Koran Sulindo – Selain belum maksimal dalam melaksanakan program kontra radikalisme. Program deradikalisasi Badan Nasional Penanggulangan Teroris (BNPT) dianggap masih lemah.
Hal tersebut sebagaimana disampaikan Peneliti Lembaga Kajian Terorisme dan Konflik Sosial UI, Solahudin dalam diskusi bertema “Pemberantasan Terorisme”, di Kawasan Cikini, Jakarta Pusat, Sabtu (26/5).
“BNPT masih lemah dalam deradikalisasi dan kontra radikalisme,” kata dia.
Penyebabnya, BNPT tidak memiliki program penekanan kepada para napi terorisme yang tidak mau ikut program pembinaan, di lembaga pemasyarakatan.
Seharusnya, agar program deradikalisasi dapat berjalan sesuai harapan, maka penting bagi BNPT melakukan program ‘intervensi’.
Untuk itu, dirinya berharap masyarakat bisa membantu BNPT, dalam melaksanakan deradikalisasi dan kontra radikalisme.

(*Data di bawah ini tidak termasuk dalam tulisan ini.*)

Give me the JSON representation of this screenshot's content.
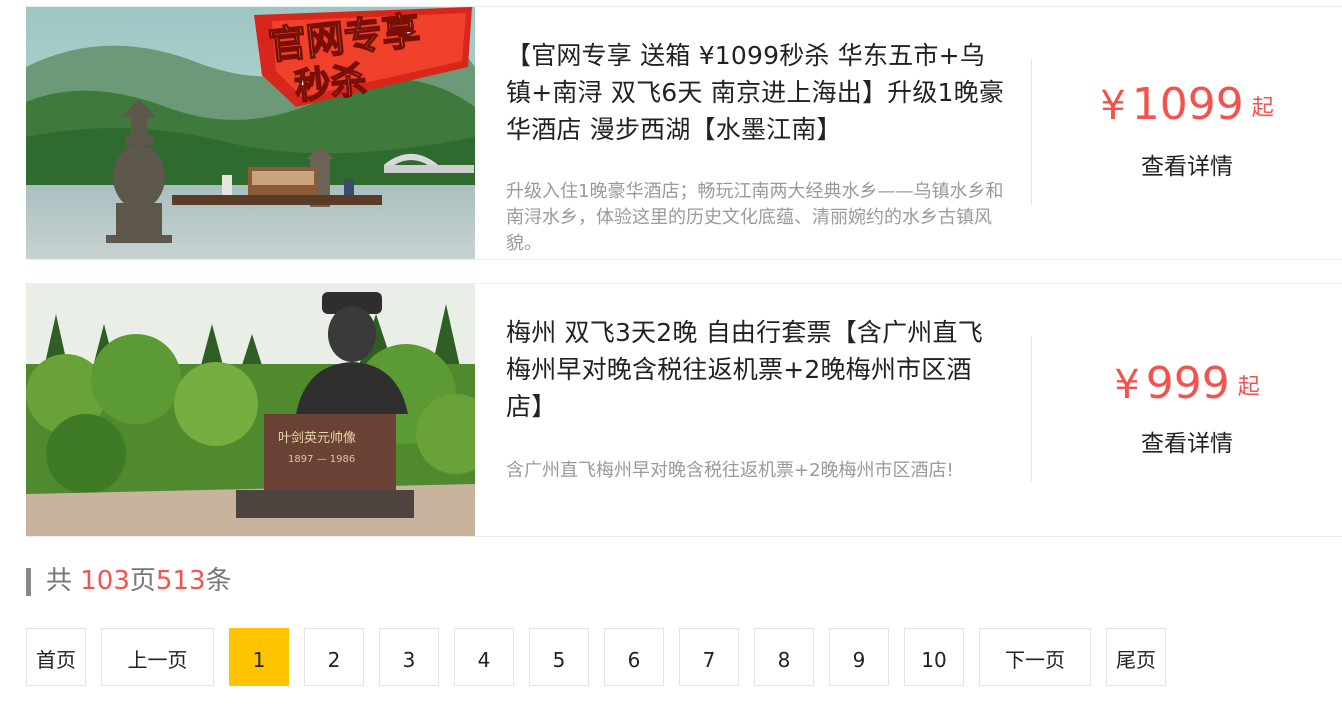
{
  "listings": [
    {
      "title": "【官网专享 送箱 ¥1099秒杀 华东五市+乌镇+南浔 双飞6天 南京进上海出】升级1晚豪华酒店 漫步西湖【水墨江南】",
      "description": "升级入住1晚豪华酒店；畅玩江南两大经典水乡——乌镇水乡和南浔水乡，体验这里的历史文化底蕴、清丽婉约的水乡古镇风貌。",
      "image_banner": "官网专享秒杀",
      "price_currency": "¥",
      "price": "1099",
      "price_suffix": "起",
      "detail_label": "查看详情"
    },
    {
      "title": "梅州 双飞3天2晚 自由行套票【含广州直飞梅州早对晚含税往返机票+2晚梅州市区酒店】",
      "description": "含广州直飞梅州早对晚含税往返机票+2晚梅州市区酒店!",
      "image_plaque": "叶剑英元帅像",
      "price_currency": "¥",
      "price": "999",
      "price_suffix": "起",
      "detail_label": "查看详情"
    }
  ],
  "summary": {
    "prefix": "共 ",
    "pages": "103",
    "pages_unit": "页",
    "count": "513",
    "count_unit": "条"
  },
  "pagination": {
    "first": "首页",
    "prev": "上一页",
    "pages": [
      "1",
      "2",
      "3",
      "4",
      "5",
      "6",
      "7",
      "8",
      "9",
      "10"
    ],
    "current": "1",
    "next": "下一页",
    "last": "尾页"
  },
  "colors": {
    "accent_price": "#f4524d",
    "active_page": "#ffc300"
  }
}
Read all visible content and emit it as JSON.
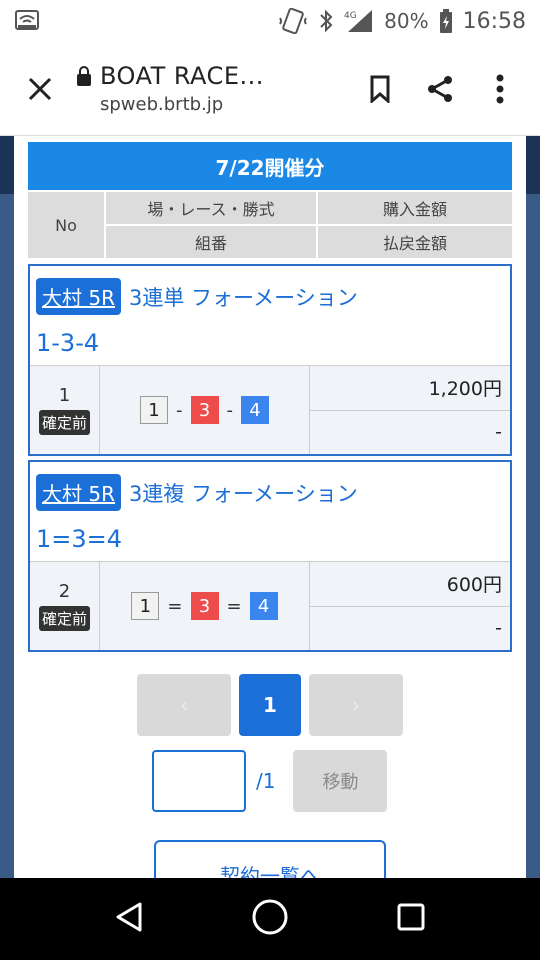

Sebab, kata dia, BNPT akan menghadapi tantangan para napi terorisme yang tidak ingin ikut program pembinaan.
Dia juga meminta agar BNPT difokuskan saja ke napi terorisme atau keluarga napi terorisme. “Karena kedepan dia (BNPT) akan menghadapi situasi, suka atau tidak suka terlibat orang yang radikal. Menurut saya, penting membantu BNPT,” kata dia.
Sementara itu, di tempat yang sama, bekas Kepala BNPT, Ansyaad Mbai meminta agar ulama atau mubaligh ikut terlibat dalam memberantas juga mencegah perkembangan terorisme di Indonesia.
Ulama atau mubaligh, diharap dapat melakukan counter terhadap cara-cara teroris memprovokator dan menggunakan mekanisme mencuci otak, dengan dalih agama.
“Seharusnya para ulama bisa bangkit bekerja sama dengan pemerintah dan Polri, TNI, serta intelijen untuk melawan mereka,” kata Mbai.
Dirinya menyampaikan, saat memimpin BNPT, dia sudah meminta ulama terlibat dalam ‘memotong’ aksi terorisme. Namun, kata dia, pelibatan ulama belum terorganisir dengan baik, hanya perorangan.
Selain itu, ia menyarankan negara tak hanya menyerahkan urusan pemberantasan terorisme kepada TNI-Polri saja, tetapi kepada seluruh elemen masyarakat.
“Mau operasi gabungan untuk melawan teroris sekarang baiknya semua unsur gabungan dari Kementerian Agama, dari ormas-ormas mainstream seperti NU, Muhammadiyah dan ormas lain dilibatkan. Kemudian para dai dan mubalig,” kata Mbai.
Sebelumnya, Kepala BNPT Komjen Suhardi Alius mengatakan program deradikalisasi terhadap napi teroris berhasil 100 persen. Program itu juga dilakukan terhadap mantan napi teroris.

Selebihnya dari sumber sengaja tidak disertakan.